Thayer cultivated a persona that Magistad characterizes as "a rugged, wild Heart of Darkness journalist." He began contributing pieces to Soldier of Fortune, a monthly magazine devoted to stories about weaponry, military operations, and adventure in the world's combat zones. He acquired a reputation as a hard partyer. When the peace accord signed in 1991 temporarily ended the guerrilla war, Thayer moved to the Cambodian capital, where he figured prominently in one bacchanal that, according to Drummond of the London Times, featured a concoction that flattened several bureau chiefs for two days and caused Drummond to fall down three flights of stairs at the Phnom Penh Post's office.

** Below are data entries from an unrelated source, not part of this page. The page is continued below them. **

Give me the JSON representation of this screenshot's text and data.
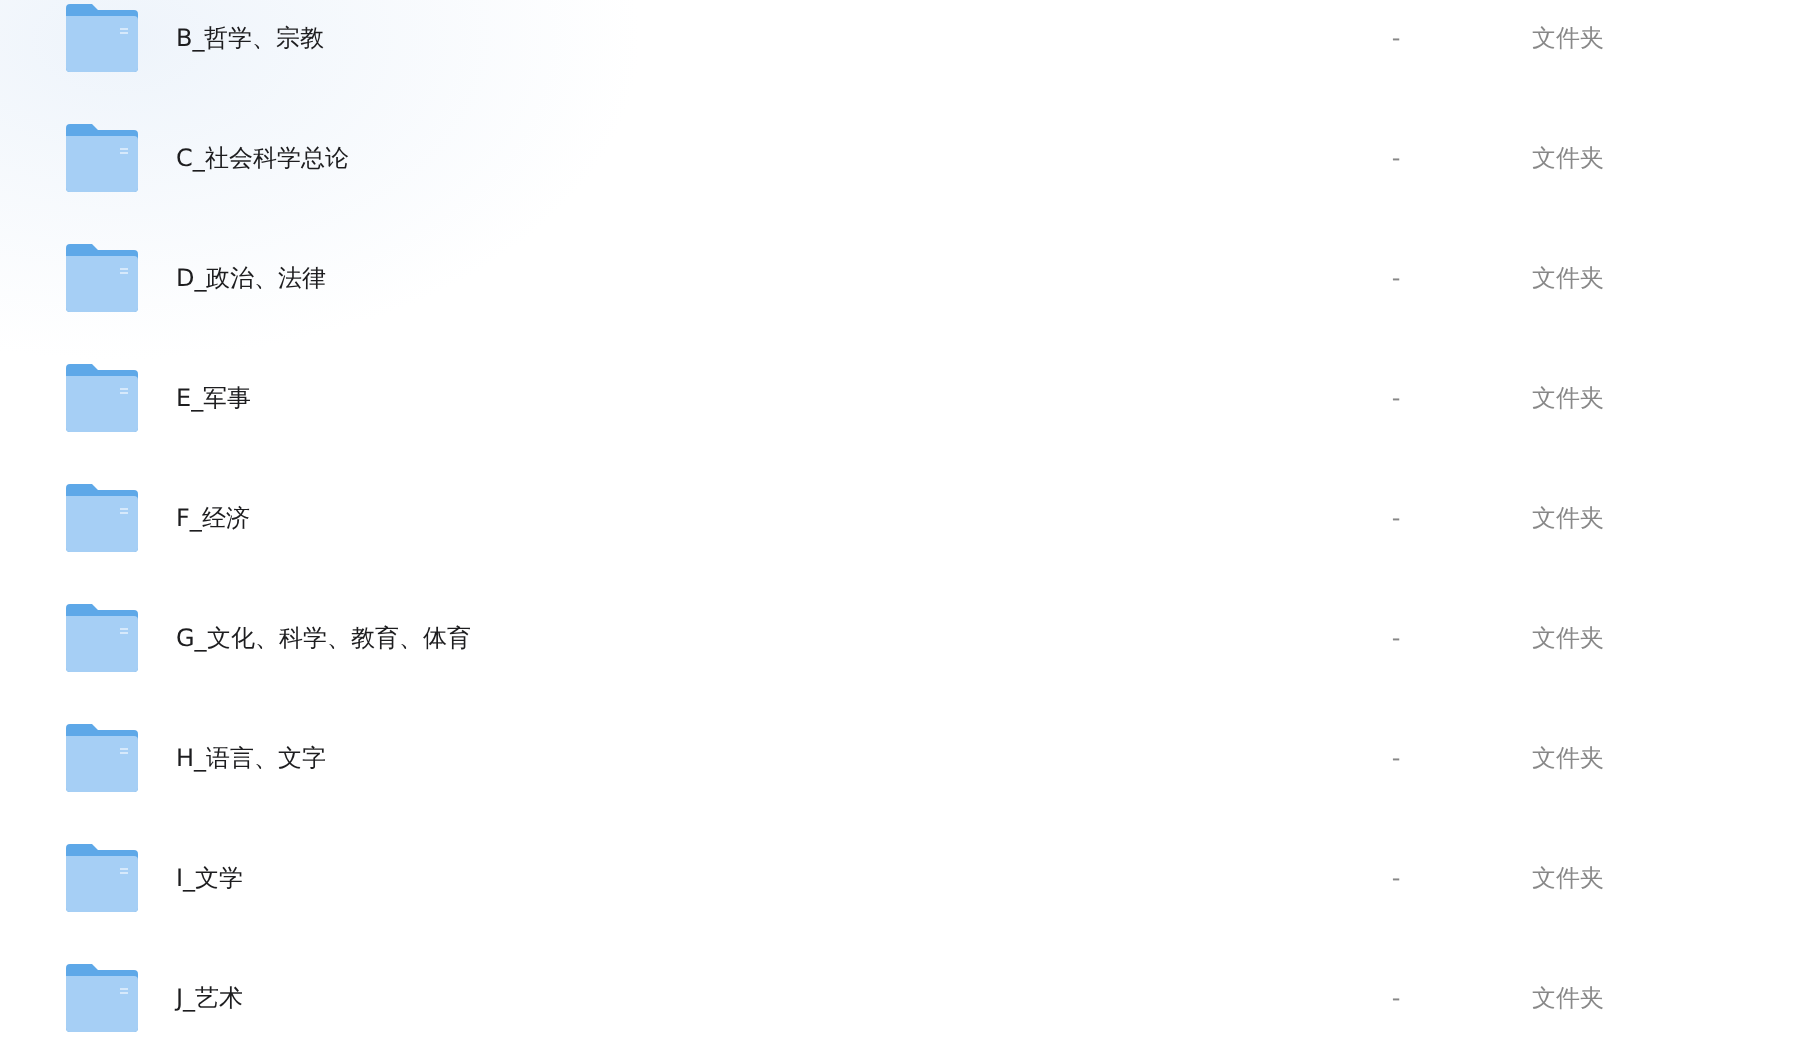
{
  "files": [
    {
      "name": "B_哲学、宗教",
      "size": "-",
      "type": "文件夹"
    },
    {
      "name": "C_社会科学总论",
      "size": "-",
      "type": "文件夹"
    },
    {
      "name": "D_政治、法律",
      "size": "-",
      "type": "文件夹"
    },
    {
      "name": "E_军事",
      "size": "-",
      "type": "文件夹"
    },
    {
      "name": "F_经济",
      "size": "-",
      "type": "文件夹"
    },
    {
      "name": "G_文化、科学、教育、体育",
      "size": "-",
      "type": "文件夹"
    },
    {
      "name": "H_语言、文字",
      "size": "-",
      "type": "文件夹"
    },
    {
      "name": "I_文学",
      "size": "-",
      "type": "文件夹"
    },
    {
      "name": "J_艺术",
      "size": "-",
      "type": "文件夹"
    }
  ]
}
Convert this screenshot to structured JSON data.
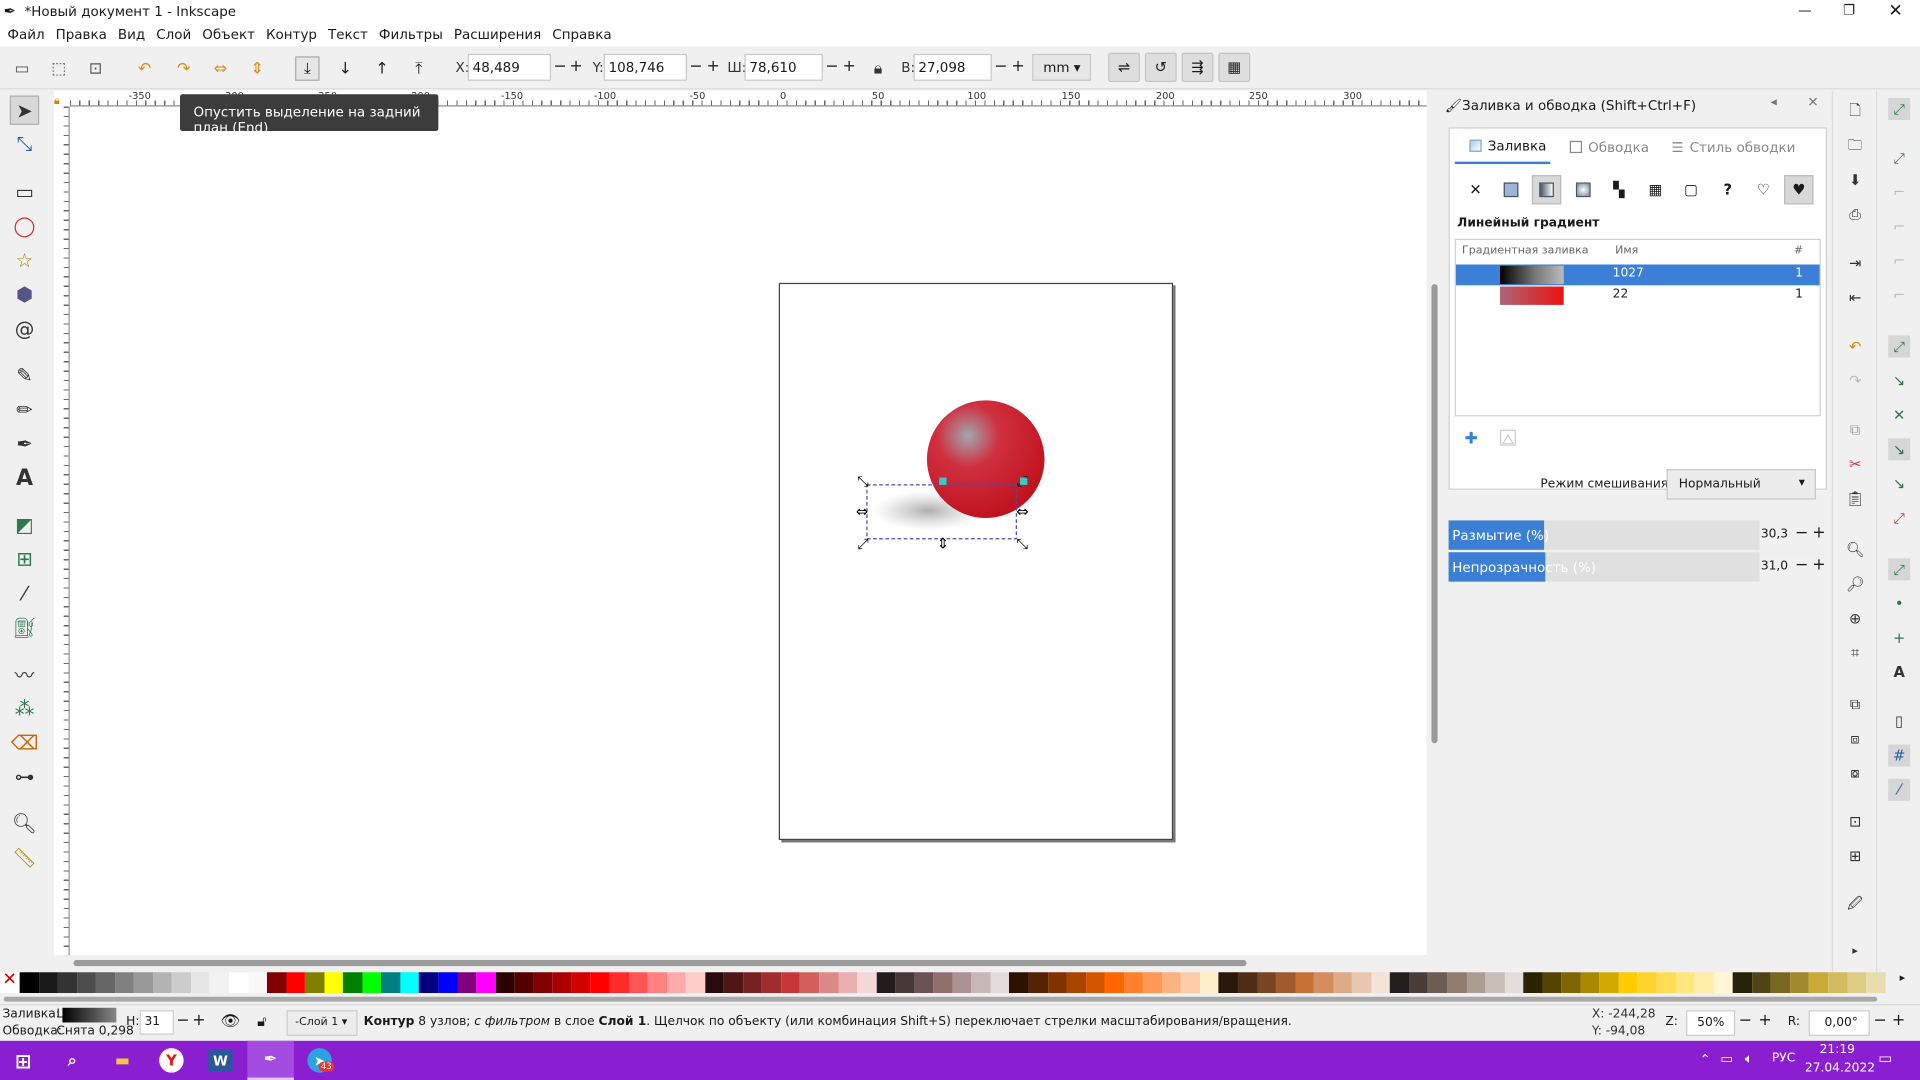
{
  "window": {
    "title": "*Новый документ 1 - Inkscape"
  },
  "menu": [
    "Файл",
    "Правка",
    "Вид",
    "Слой",
    "Объект",
    "Контур",
    "Текст",
    "Фильтры",
    "Расширения",
    "Справка"
  ],
  "toolbar": {
    "x_label": "X:",
    "x_value": "48,489",
    "y_label": "Y:",
    "y_value": "108,746",
    "w_label": "Ш:",
    "w_value": "78,610",
    "h_label": "В:",
    "h_value": "27,098",
    "unit": "mm"
  },
  "tooltip": "Опустить выделение на задний план (End)",
  "ruler_top": [
    "-350",
    "-300",
    "-250",
    "-200",
    "-150",
    "-100",
    "-50",
    "0",
    "50",
    "100",
    "150",
    "200",
    "250",
    "300"
  ],
  "panel": {
    "title": "Заливка и обводка (Shift+Ctrl+F)",
    "tabs": [
      "Заливка",
      "Обводка",
      "Стиль обводки"
    ],
    "section_title": "Линейный градиент",
    "columns": [
      "Градиентная заливка",
      "Имя",
      "#"
    ],
    "gradients": [
      {
        "name": "1027",
        "count": "1",
        "selected": true
      },
      {
        "name": "22",
        "count": "1",
        "selected": false
      }
    ],
    "blend_label": "Режим смешивания:",
    "blend_value": "Нормальный",
    "blur_label": "Размытие (%)",
    "blur_value": "30,3",
    "opacity_label": "Непрозрачность (%)",
    "opacity_value": "31,0"
  },
  "status": {
    "fill_label": "Заливка:",
    "fill_value": "L",
    "stroke_label": "Обводка:",
    "stroke_value": "Снята 0,298",
    "h_label": "Н:",
    "h_value": "31",
    "layer": "-Слой 1",
    "message_bold1": "Контур",
    "message_1": " 8 узлов; ",
    "message_italic": "с фильтром",
    "message_2": " в слое ",
    "message_bold2": "Слой 1",
    "message_3": ". Щелчок по объекту (или комбинация Shift+S) переключает стрелки масштабирования/вращения.",
    "cursor_x": "X: -244,28",
    "cursor_y": "Y: -94,08",
    "zoom_label": "Z:",
    "zoom_value": "50%",
    "rot_label": "R:",
    "rot_value": "0,00°"
  },
  "taskbar": {
    "lang": "РУС",
    "time": "21:19",
    "date": "27.04.2022",
    "telegram_badge": "43"
  },
  "colors": {
    "accent": "#3c7fd6",
    "taskbar": "#8a1fd1",
    "sphere": "#d11a24"
  }
}
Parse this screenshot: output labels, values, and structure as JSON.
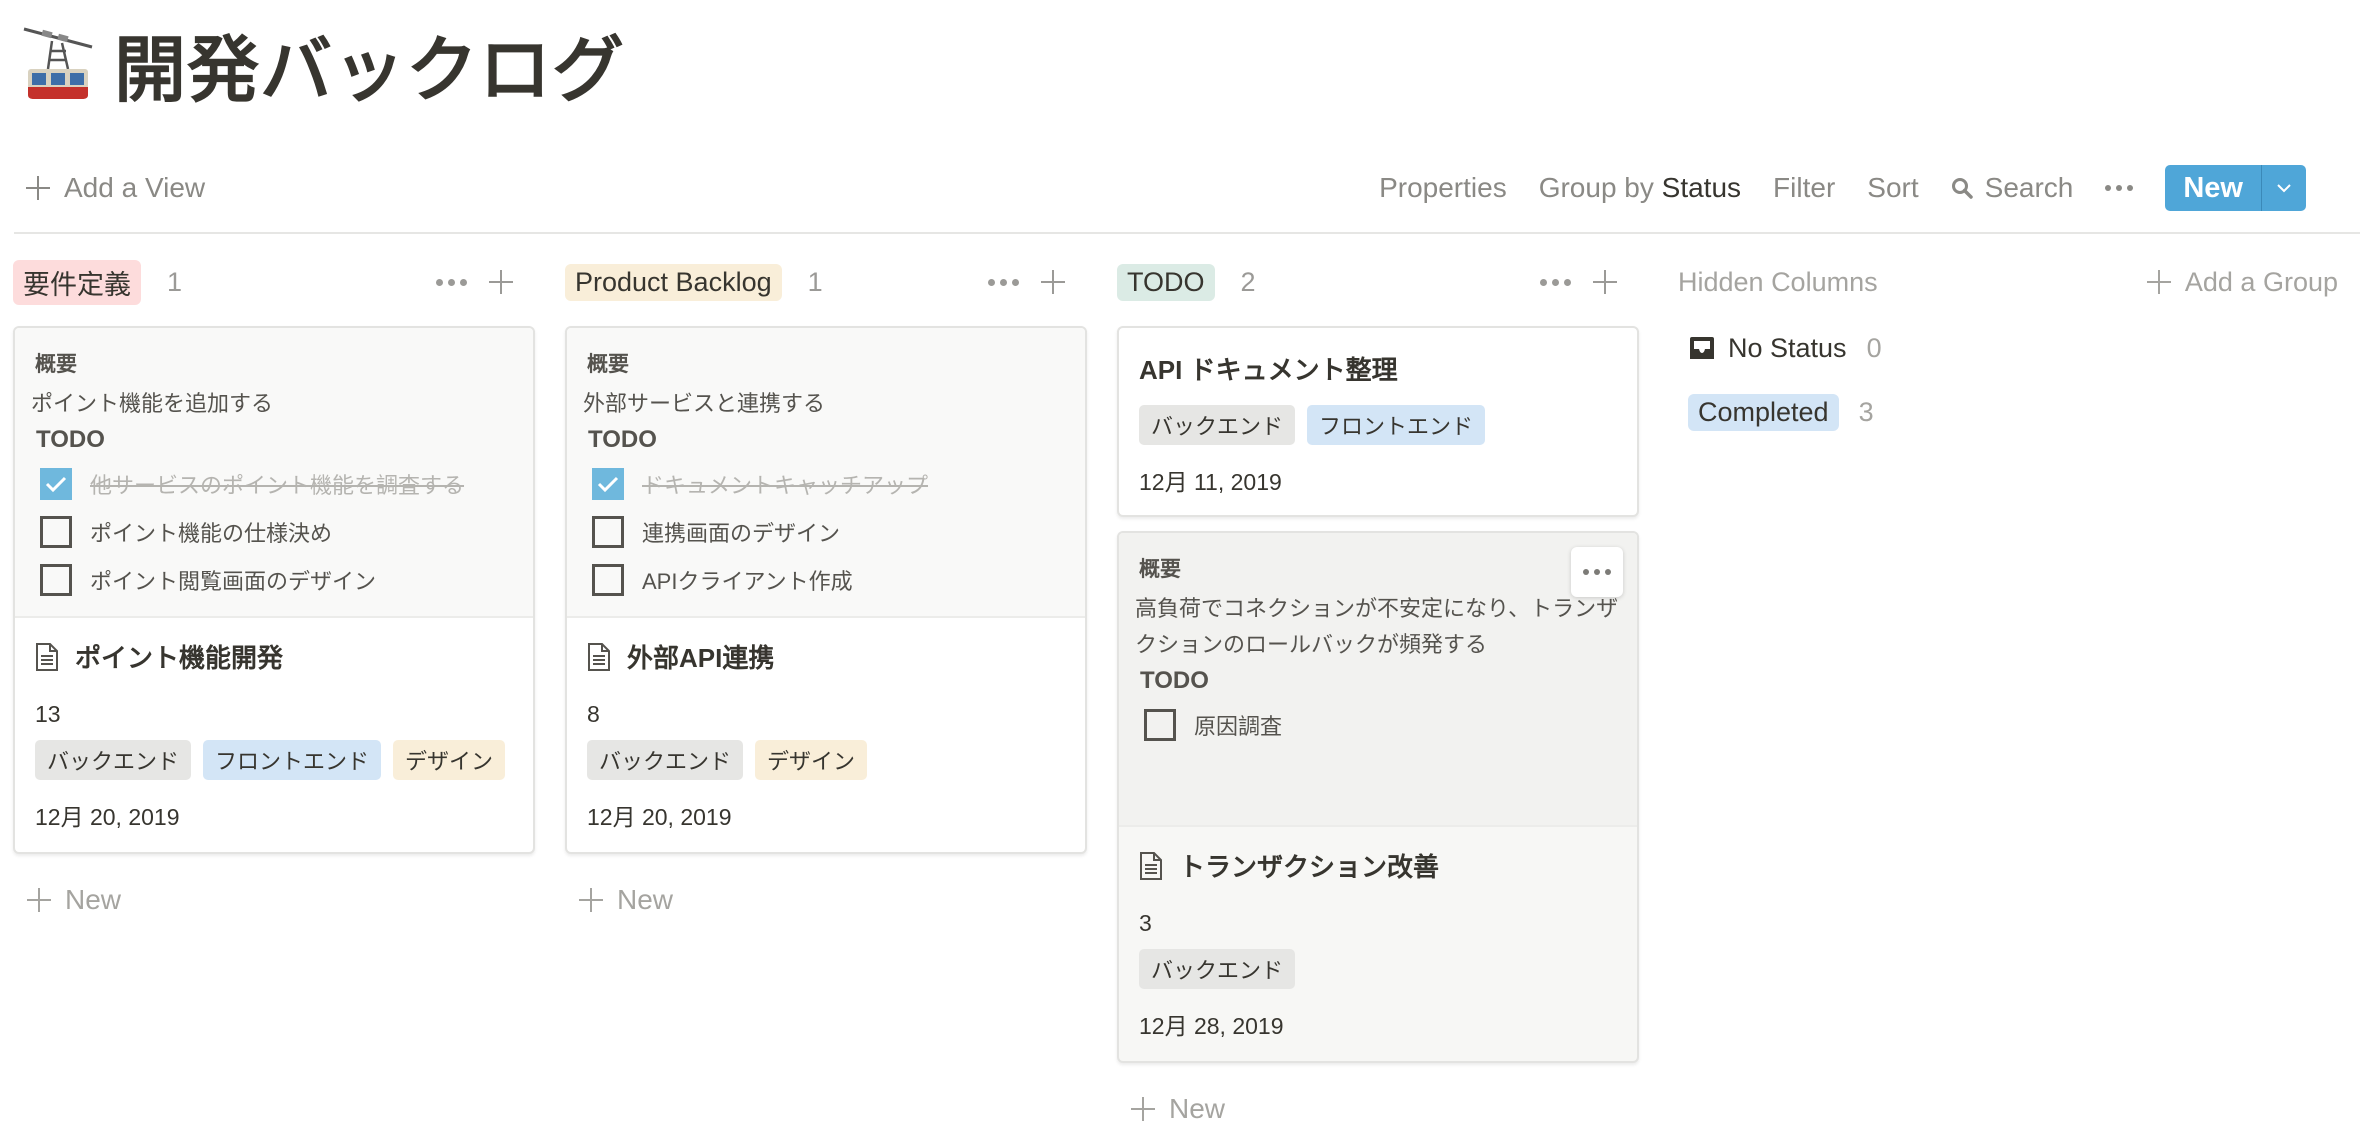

Thayer sometimes simultaneously plays down and plays up his image. On the phone from Bangkok, he says, "I've taken many, many risks in reporting wars in Asia over the years. I've been kicked out of Cambodia several times. I've had innumerable death threats. I've been wounded in battle. I've been literally on my deathbed from malaria and other illnesses. When you put it like that, it sounds dramatic, but it comes with the territory. You can overdramatize these issues. Of course it's risky, but frankly that's not a big issue."
Philip Gourevitch, a staff writer for The New Yorker, knows Thayer from Cambodia. "There's these two sides to Nate," he says. "There's Nate the cowboy character, the slightly spooky, great raconteur, of whom you're almost not sure what to believe, but most of it all turns out to be true and the exaggerations seem to be of the most small kind. And there's Nate the hardcore investigative journalist, who takes very seriously his effort to be a writer of exposés. The two are absolutely in balance. One of the important things that Nate does, one reason he's good, is that he has covered Cambodia not just for the outside world but also for the Phnom Penh Post. He looks at it from the point of view of the people whose news it really is, rather than from the narrow, Western-interest point of view that a lot of foreign coverage comes from."